A few snapshots are below along with links to the full interview.
MARCH: CONGRESSMAN JIM HIMES (D-CT)
Do you think there is need for or a benefit that consumers could derive from competition in the credit scoring marketplace?
In general, competition in any marketplace keeps competitors sharp and singularly focused on serving the needs of their clients. Given how essential credit scoring is to Americans’ ability to finance education, homes and other needs, it is critical that credit scoring businesses operate in as close to an error-free manner as possible. They should also think “outside the box” to create avenues for the traditionally unbanked and lower-income populations to enter the credit world in a safe and responsible way.
I’m proud that VantageScore Solutions, an innovative company headquartered in the 4th Congressional District of Connecticut, which I represent, has made a viable credit scoring alternative available to lenders for a number of years. I am excited by the release of their version 3.0, which I understand is not only more predictive but is able to score millions of people for whom it was previously very difficult to provide credit scores. This could increase access to capital for millions of Americans, which will, in turn, help stimulate the consumer demand we know is essential to a robust economy.

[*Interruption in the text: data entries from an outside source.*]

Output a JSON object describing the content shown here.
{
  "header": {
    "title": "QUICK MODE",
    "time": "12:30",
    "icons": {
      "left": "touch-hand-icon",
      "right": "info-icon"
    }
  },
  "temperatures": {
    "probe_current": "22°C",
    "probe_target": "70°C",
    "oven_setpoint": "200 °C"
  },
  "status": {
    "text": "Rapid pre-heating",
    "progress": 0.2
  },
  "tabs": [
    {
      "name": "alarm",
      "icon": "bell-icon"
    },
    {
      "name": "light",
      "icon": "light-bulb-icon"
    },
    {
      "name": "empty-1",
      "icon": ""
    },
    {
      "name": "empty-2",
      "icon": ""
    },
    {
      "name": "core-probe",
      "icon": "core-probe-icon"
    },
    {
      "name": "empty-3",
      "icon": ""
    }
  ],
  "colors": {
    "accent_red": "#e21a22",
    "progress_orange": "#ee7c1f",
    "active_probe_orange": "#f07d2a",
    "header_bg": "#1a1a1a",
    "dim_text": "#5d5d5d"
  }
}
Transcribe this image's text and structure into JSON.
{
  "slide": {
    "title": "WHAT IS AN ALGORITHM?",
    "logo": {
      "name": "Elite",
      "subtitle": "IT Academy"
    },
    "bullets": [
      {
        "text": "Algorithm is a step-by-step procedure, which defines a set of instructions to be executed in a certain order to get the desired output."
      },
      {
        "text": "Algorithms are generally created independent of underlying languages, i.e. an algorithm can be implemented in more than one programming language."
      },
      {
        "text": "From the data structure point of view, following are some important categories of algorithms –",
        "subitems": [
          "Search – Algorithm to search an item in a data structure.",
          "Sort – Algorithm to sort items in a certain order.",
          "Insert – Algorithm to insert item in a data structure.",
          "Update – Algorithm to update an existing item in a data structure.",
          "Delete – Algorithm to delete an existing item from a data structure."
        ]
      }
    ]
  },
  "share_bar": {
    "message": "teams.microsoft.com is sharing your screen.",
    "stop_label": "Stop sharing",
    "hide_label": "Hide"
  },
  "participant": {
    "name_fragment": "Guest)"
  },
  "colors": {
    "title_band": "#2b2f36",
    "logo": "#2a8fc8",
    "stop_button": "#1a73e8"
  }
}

The time and financial burdens to consumers trying to manage their financial history are not insignificant. Increasing competition should encourage companies to provide consumers with their personal data at a lower cost. But many consumers also experience the frustrating consequences of inaccurate financial data being shared with credit scoring agencies. As the intermediary between data providers and individuals, scoring companies have the power to demand better consumer information. As more and more companies demand better data from credit providers, the quality of reporting should improve and reduce the time consumers now spend correcting misinformation about their financial history.
JUNE: STEVEN BROBECK, EXECUTIVE DIRECTOR, CONSUMER FEDERATION OF AMERICA
What are CFA’s concerns with respect to the student loan market?

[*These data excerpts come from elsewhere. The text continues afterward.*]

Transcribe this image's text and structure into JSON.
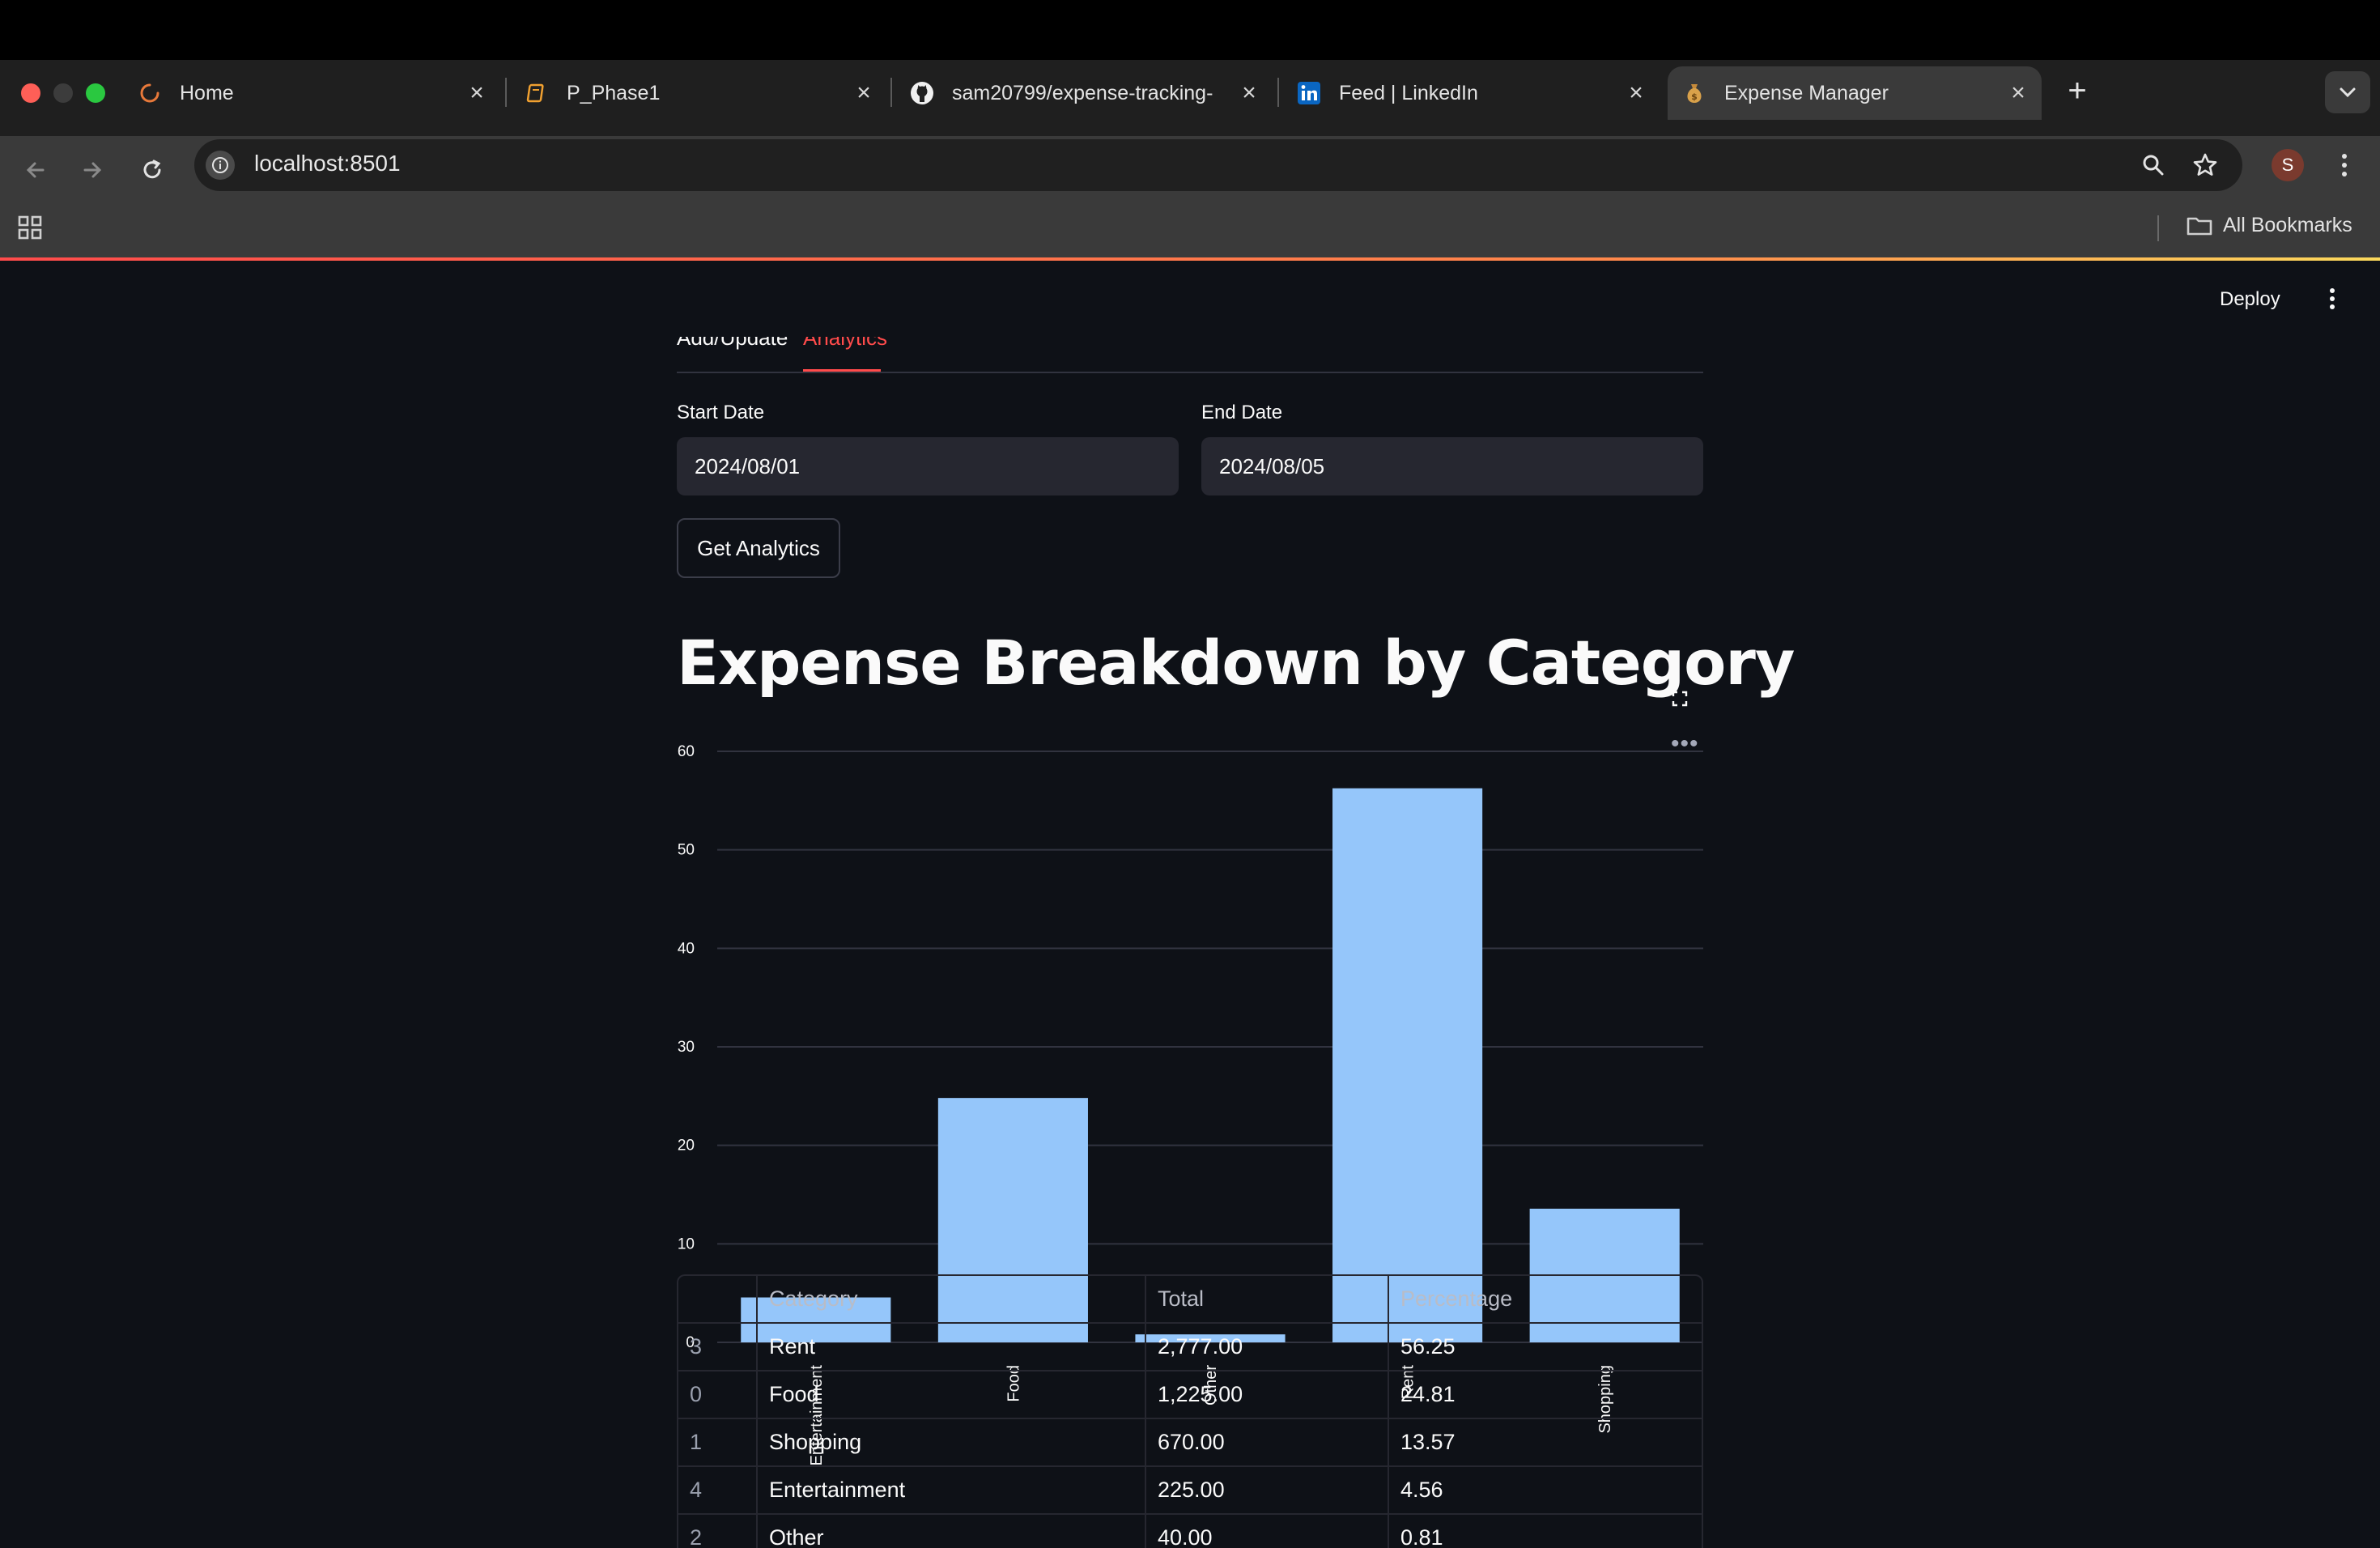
{
  "browser": {
    "tabs": [
      {
        "title": "Home",
        "icon": "loading-spinner-icon"
      },
      {
        "title": "P_Phase1",
        "icon": "notebook-icon"
      },
      {
        "title": "sam20799/expense-tracking-",
        "icon": "github-icon"
      },
      {
        "title": "Feed | LinkedIn",
        "icon": "linkedin-icon"
      },
      {
        "title": "Expense Manager",
        "icon": "money-bag-icon"
      }
    ],
    "active_tab_index": 4,
    "url": "localhost:8501",
    "profile_initial": "S",
    "bookmarks_label": "All Bookmarks"
  },
  "app": {
    "deploy_label": "Deploy",
    "tabs": [
      "Add/Update",
      "Analytics"
    ],
    "active_tab": "Analytics",
    "start_date_label": "Start Date",
    "start_date_value": "2024/08/01",
    "end_date_label": "End Date",
    "end_date_value": "2024/08/05",
    "button_label": "Get Analytics",
    "heading": "Expense Breakdown by Category"
  },
  "chart_data": {
    "type": "bar",
    "categories": [
      "Entertainment",
      "Food",
      "Other",
      "Rent",
      "Shopping"
    ],
    "values": [
      4.56,
      24.81,
      0.81,
      56.25,
      13.57
    ],
    "title": "",
    "xlabel": "",
    "ylabel": "",
    "ylim": [
      0,
      60
    ],
    "yticks": [
      0,
      10,
      20,
      30,
      40,
      50,
      60
    ],
    "grid": true,
    "bar_color": "#95c6fa"
  },
  "table": {
    "columns": [
      "",
      "Category",
      "Total",
      "Percentage"
    ],
    "rows": [
      [
        "3",
        "Rent",
        "2,777.00",
        "56.25"
      ],
      [
        "0",
        "Food",
        "1,225.00",
        "24.81"
      ],
      [
        "1",
        "Shopping",
        "670.00",
        "13.57"
      ],
      [
        "4",
        "Entertainment",
        "225.00",
        "4.56"
      ],
      [
        "2",
        "Other",
        "40.00",
        "0.81"
      ]
    ]
  },
  "colors": {
    "app_background": "#0e1117",
    "accent": "#ff4b4b",
    "input_background": "#262730"
  }
}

The accumulation by many students of tens of thousands of dollars of student debt may severely limit their future opportunities — the jobs they can afford to take and their ability to begin building the wealth needed to ensure long-term financial stability. This is a complex issue aggravated by rising college expenses, irresponsible marketing of debt by some institutions, likely increases in loan costs and unwise decisions by some students and their parents about what schools to attend and whether students should work while they’re in school.
What types of borrowers are likely to be most impacted by the 43 percent debt-to-income ratio standard in determining which loans are considered qualified mortgages (QM)?

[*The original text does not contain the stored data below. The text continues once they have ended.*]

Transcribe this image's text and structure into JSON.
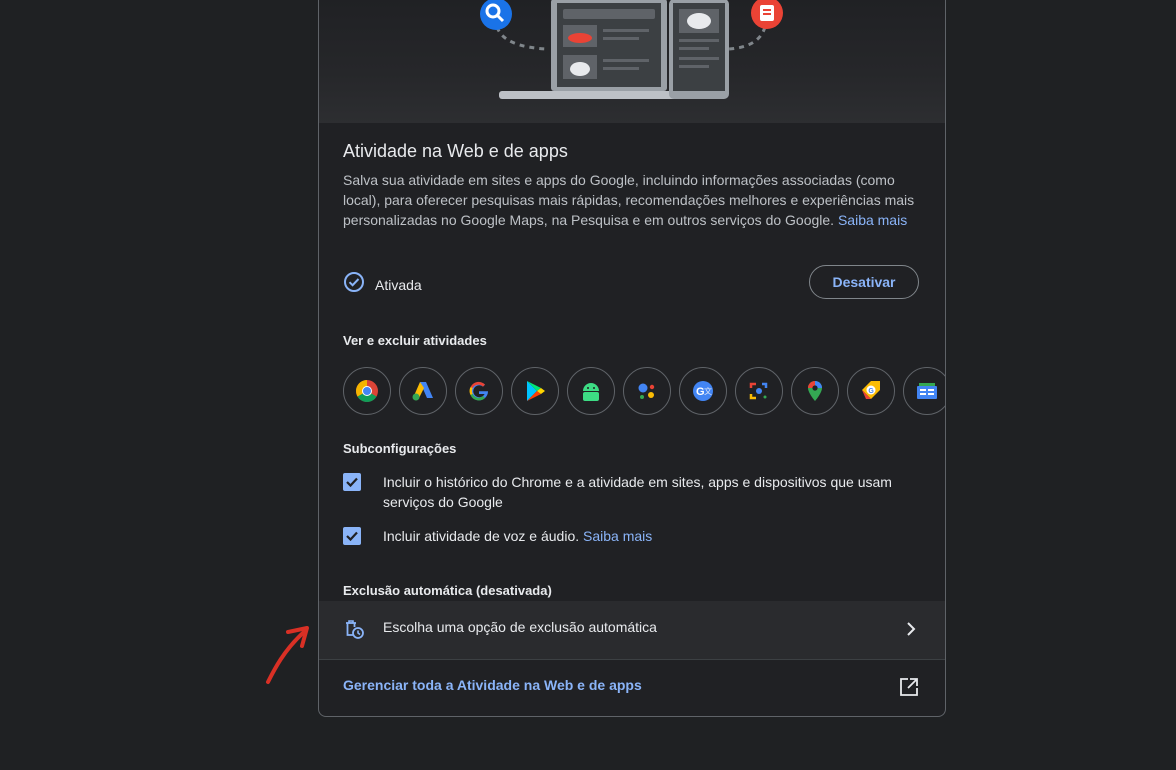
{
  "activity": {
    "title": "Atividade na Web e de apps",
    "description": "Salva sua atividade em sites e apps do Google, incluindo informações associadas (como local), para oferecer pesquisas mais rápidas, recomendações melhores e experiências mais personalizadas no Google Maps, na Pesquisa e em outros serviços do Google.",
    "learn_more": "Saiba mais",
    "status": "Ativada",
    "disable_button": "Desativar"
  },
  "view_delete": {
    "heading": "Ver e excluir atividades",
    "apps": [
      "chrome-icon",
      "google-ads-icon",
      "google-search-icon",
      "google-play-icon",
      "android-icon",
      "google-assistant-icon",
      "google-translate-icon",
      "google-lens-icon",
      "google-maps-icon",
      "google-shopping-icon",
      "google-news-icon"
    ]
  },
  "subsettings": {
    "heading": "Subconfigurações",
    "items": [
      {
        "label": "Incluir o histórico do Chrome e a atividade em sites, apps e dispositivos que usam serviços do Google",
        "checked": true
      },
      {
        "label": "Incluir atividade de voz e áudio.",
        "link": "Saiba mais",
        "checked": true
      }
    ]
  },
  "auto_delete": {
    "heading": "Exclusão automática (desativada)",
    "option_label": "Escolha uma opção de exclusão automática"
  },
  "manage_link": "Gerenciar toda a Atividade na Web e de apps",
  "colors": {
    "background": "#1f2123",
    "card": "#202124",
    "accent": "#8ab4f8",
    "annotation": "#d93025"
  }
}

Certainly there are borrower segments such as first-time homebuyers in high-cost areas of the country that will be hard-pressed to obtain mortgage financing at a reasonable price due to QM. Imagine a creditworthy borrower with sufficient down payment looking to buy a home in Oakland, California, and has a 44 percent DTI. That borrower will have to look at fringe markets ready to make that loan and as a result pay a higher rate than a similarly situated borrower in a lower-cost area.
AUGUST: DAN BERGER, PRESIDENT AND CEO, NATIONAL ASSOCIATION OF FEDERAL CREDIT UNIONS
NAFCU’s “Preferred Provider” program offers credit unions a rich collection of resources for managing operations and growing membership. What characteristics does NAFCU look for when choosing which companies can carry the distinction of being a “Preferred Provider”?
Before earning the Preferred Partner designation, companies must pass the scrutiny of one committee and two boards, each comprising credit union CEOs and senior executives. They consider factors such as: Does the company add value to credit unions? Do they understand the credit union mission? Can they accelerate credit union growth and productivity? It’s this type of rigorous and ongoing evaluation that ensures only top-quality market leaders are presented to the credit community with the NAFCU Services seal of approval. Our partners represent more than 50 solutions, each with the specific goal of helping credit unions improve their bottom lines. That’s the high level of performance and commitment that I insist upon.
OCTOBER: NEIL WEINBERG, EDITOR-IN-CHIEF, AMERICAN BANKER
Are new [financial] regulations affecting consumer behaviors?
Actually, regulations are having a bigger effect on the behavior of the industry than on consumers. Namely, they’re having a big impact on the financial products and services that can be offered and how they’re disclosed. Regulations have already led to cutbacks in areas that previously drove big slices of revenue. Everything from overdraft fees to payment protection and variable-rate mortgages. And the Consumer Financial Protection Bureau is just getting warmed up.